Key facts from the call

  • Caller married 3 years; ages: wife 33, husband 35.
  • Household income: about $8,900/month.
  • Monthly obligations: car loan, high daycare costs.
  • Father‑in‑law: 60 years old, has diabetes and COPD, receives some disability (unclear source/amount).
  • Property taxes: ~$2,100/year (husband has paid for 3 years).
  • Property ownership: deeded 50/50 to father‑in‑law and a deceased uncle. The uncle had children and a surviving widow. No clear wills in place.
  • Husband’s job: field service technician, recently promoted to coordinate field service staff.
  • Background: the deceased uncle’s brother used to pay taxes; after he died the father‑in‑law asked the husband to take over.

Main takeaways

  • Financial answer: You shouldn’t be routinely paying someone else’s property taxes unless there’s a legal, transparent reason (for example, the property is deeded to you or there’s an explicit, documented agreement).
  • Relationship answer: The bigger problem is the husband’s refusal to be transparent and discuss the issue with his wife. This avoidance shows disrespect and poor communication in the marriage.
  • Legal/estate risk: Paying taxes doesn’t guarantee ownership; family members (uncle’s kids, widow) could later contest or otherwise complicate the situation, especially with no will.
  • Family dynamics: The situation is driven by a dysfunctional “family script” where roles and expectations go unquestioned. Breaking that script requires deliberate, sometimes faith‑driven, confrontation done kindly and clearly.
  • Long‑term risk: If the couple cannot have uncomfortable but necessary financial conversations, they’ll likely continue enabling others and harming their own financial stability.

Notable quotes and insights

  • “He’s paying 100% of the property taxes to get 50% of the property.”
  • “This is disrespectful to you.”
  • “If he can’t handle this, then good luck to you.”
  • “You’re going to be broke all your life writing checks for crap that ain’t yours.”
  • On dysfunctional families: people “play your part, even if your part is screwed up.”

Concrete recommended actions (what Penelope — or a listener in this situation — should do)
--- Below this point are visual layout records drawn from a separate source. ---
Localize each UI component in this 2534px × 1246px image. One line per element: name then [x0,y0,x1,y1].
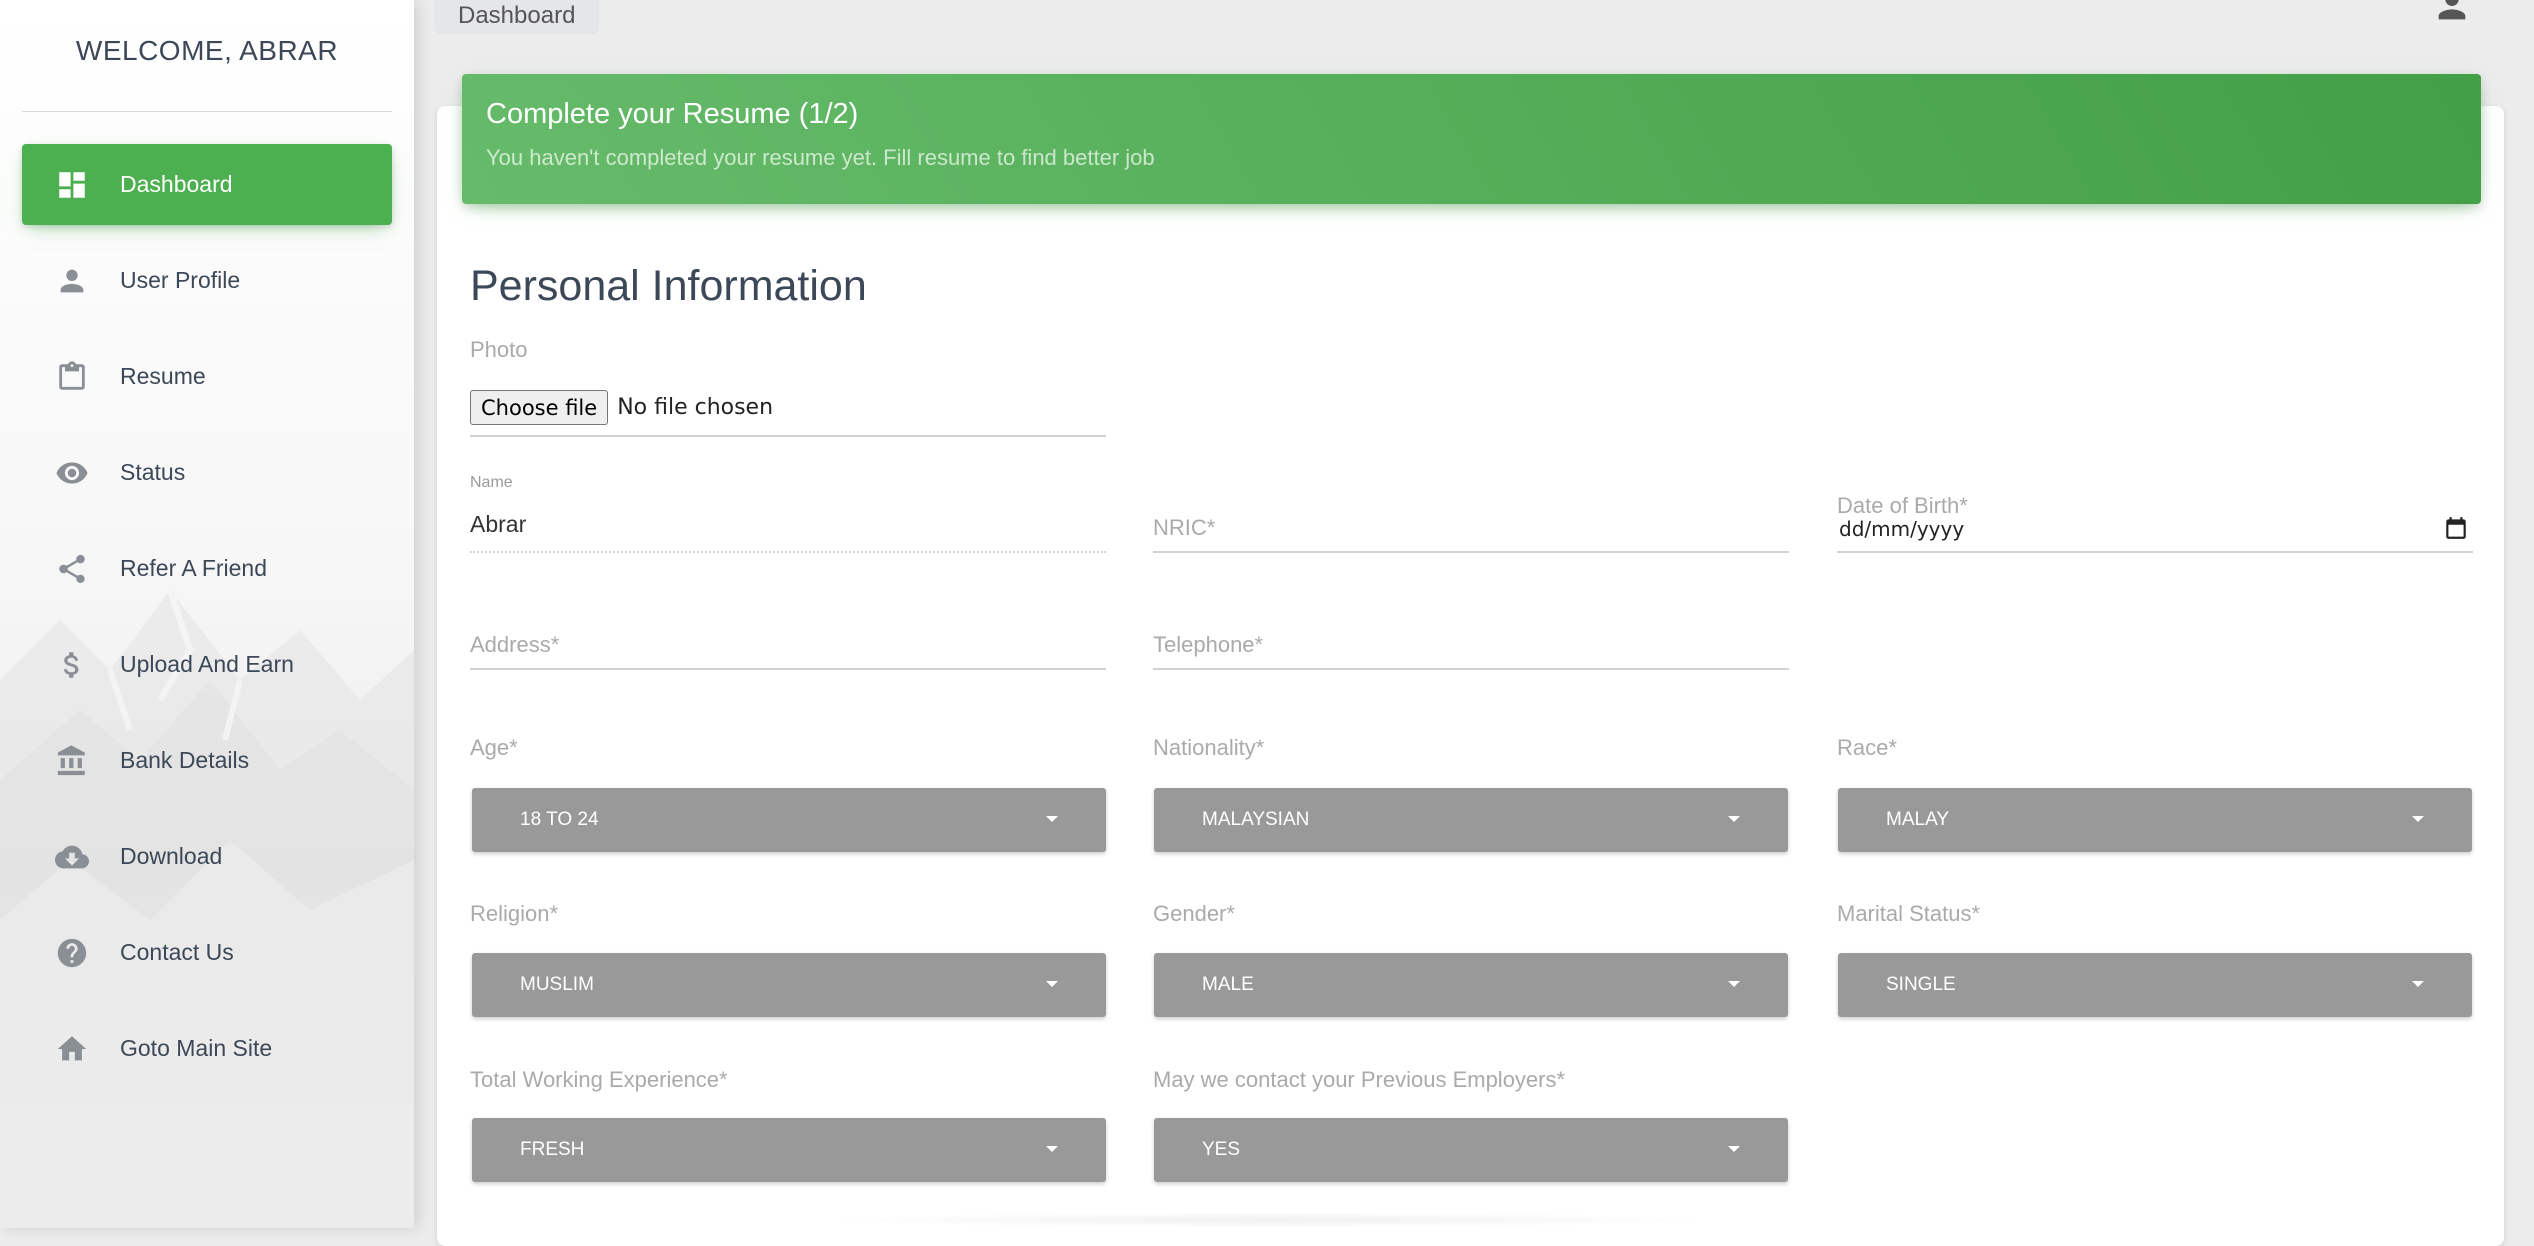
nric-placeholder: NRIC* [1153,515,1216,540]
help-icon [54,935,90,971]
calendar-icon[interactable] [2443,515,2469,541]
gender-select[interactable]: MALE [1154,953,1788,1017]
sidebar-item-label: Bank Details [120,747,250,773]
nationality-value: MALAYSIAN [1202,809,1310,830]
sidebar-item-download[interactable]: Download [22,816,392,897]
telephone-field[interactable]: Telephone* [1153,620,1789,670]
caret-down-icon [1728,816,1740,822]
clipboard-icon [54,359,90,395]
choose-file-button[interactable]: Choose file [470,390,609,425]
sidebar-item-label: Upload And Earn [120,651,294,677]
race-value: MALAY [1886,809,1950,830]
experience-select[interactable]: FRESH [472,1118,1106,1182]
contact-employers-select[interactable]: YES [1154,1118,1788,1182]
nationality-select[interactable]: MALAYSIAN [1154,788,1788,852]
marital-status-value: SINGLE [1886,974,1956,995]
sidebar-item-bank-details[interactable]: Bank Details [22,720,392,801]
race-label: Race* [1837,735,1897,760]
sidebar-item-contact-us[interactable]: Contact Us [22,912,392,993]
dollar-icon [54,647,90,683]
sidebar-item-label: Resume [120,363,206,389]
caret-down-icon [1046,981,1058,987]
breadcrumb-text: Dashboard [458,2,576,29]
gender-label: Gender* [1153,901,1235,926]
sidebar-item-label: Refer A Friend [120,555,268,581]
sidebar-header: WELCOME, ABRAR [0,0,414,111]
caret-down-icon [2412,981,2424,987]
name-field[interactable]: Abrar [470,503,1106,553]
address-placeholder: Address* [470,632,560,657]
caret-down-icon [1046,816,1058,822]
religion-value: MUSLIM [520,974,594,995]
contact-employers-value: YES [1202,1139,1241,1160]
welcome-text: WELCOME, ABRAR [75,34,339,66]
experience-label: Total Working Experience* [470,1067,728,1092]
caret-down-icon [1728,1146,1740,1152]
marital-status-label: Marital Status* [1837,901,1981,926]
contact-employers-label: May we contact your Previous Employers* [1153,1067,1566,1092]
sidebar-item-user-profile[interactable]: User Profile [22,240,392,321]
bank-icon [54,743,90,779]
banner-subtitle: You haven't completed your resume yet. F… [486,145,1155,170]
sidebar-item-goto-main-site[interactable]: Goto Main Site [22,1008,392,1089]
religion-label: Religion* [470,901,559,926]
sidebar-item-resume[interactable]: Resume [22,336,392,417]
dob-date-field[interactable]: dd/mm/yyyy [1837,503,2473,553]
file-status-text: No file chosen [617,395,774,420]
share-icon [54,551,90,587]
gender-value: MALE [1202,974,1254,995]
race-select[interactable]: MALAY [1838,788,2472,852]
person-icon [54,263,90,299]
sidebar-item-label: Status [120,459,186,485]
age-label: Age* [470,735,518,760]
banner-title: Complete your Resume (1/2) [486,98,859,130]
sidebar-item-status[interactable]: Status [22,432,392,513]
breadcrumb[interactable]: Dashboard [434,0,600,34]
name-label: Name [470,474,513,491]
resume-progress-banner: Complete your Resume (1/2) You haven't c… [462,74,2481,204]
nric-field[interactable]: NRIC* [1153,503,1789,553]
photo-file-input: Choose file No file chosen [470,390,1106,437]
top-navbar: Dashboard [414,0,2534,60]
sidebar-divider [22,111,392,112]
telephone-placeholder: Telephone* [1153,632,1264,657]
home-icon [54,1031,90,1067]
address-field[interactable]: Address* [470,620,1106,670]
religion-select[interactable]: MUSLIM [472,953,1106,1017]
dob-value: dd/mm/yyyy [1839,517,1965,541]
marital-status-select[interactable]: SINGLE [1838,953,2472,1017]
caret-down-icon [2412,816,2424,822]
experience-value: FRESH [520,1139,585,1160]
sidebar-item-label: User Profile [120,267,241,293]
cloud-download-icon [54,839,90,875]
sidebar-item-upload-and-earn[interactable]: Upload And Earn [22,624,392,705]
scroll-shadow [820,1212,1720,1228]
sidebar-item-label: Goto Main Site [120,1035,273,1061]
name-value: Abrar [470,511,527,537]
age-value: 18 TO 24 [520,809,599,830]
sidebar-item-label: Dashboard [120,171,233,197]
user-menu-button[interactable] [2432,0,2472,26]
sidebar-item-dashboard[interactable]: Dashboard [22,144,392,225]
eye-icon [54,455,90,491]
nationality-label: Nationality* [1153,735,1265,760]
sidebar-item-label: Download [120,843,223,869]
sidebar-nav: Dashboard User Profile Resume Status Ref… [0,144,414,1089]
sidebar-item-label: Contact Us [120,939,234,965]
caret-down-icon [1728,981,1740,987]
section-title: Personal Information [470,262,867,310]
dashboard-icon [54,167,90,203]
sidebar: WELCOME, ABRAR Dashboard User Profile Re… [0,0,414,1228]
sidebar-item-refer-a-friend[interactable]: Refer A Friend [22,528,392,609]
person-icon [2438,0,2466,20]
photo-label: Photo [470,337,528,362]
age-select[interactable]: 18 TO 24 [472,788,1106,852]
caret-down-icon [1046,1146,1058,1152]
  1. Stop paying without a written agreement:
    • Do not continue paying taxes unless the ownership/expectations are legally clarified (deed transfer, contract, or will).
  2. Demand transparency:
    • Ask for details about the father‑in‑law’s income, disability benefits, and why no one else is contributing.
  3. Require a legal arrangement if he wants help:
    • Insist the property be deeded to whoever is paying, or formalize the arrangement in writing (loan agreement, repayment terms, etc.) before contributing.
  4. Address the marital communication breakdown:
    • Have a direct, non‑accusatory conversation. If husband won’t engage, consider marriage counseling or a mediator.
  5. Protect your finances:
    • Reaffirm household budgeting priorities, emergency fund, and limit discretionary transfers to extended family.
  6. Investigate estate/ownership clarity:
    • Encourage the husband/father‑in‑law to consult an estate attorney to confirm title, wills, and potential claims by other relatives.

Short scripts you can use

  • To your husband: “I respect that you want to help, but I won’t agree to pay taxes for a property we don’t legally own. If you want my help, get the deed or a written legal agreement.”
  • To father‑in‑law (or family): “We need to know who legally owns the property and see documentation of income/benefits before we can consider contributing.”

Bottom line

Money-wise the $2,100/year is manageable for this household, but the act of paying for someone else’s property without transparency is toxic because it masks a deeper problem: a spouse who avoids accountability and won’t have necessary, uncomfortable conversations. Fixing the relationship and setting firm financial boundaries are the priorities — not continuing to pay taxes on someone else’s property.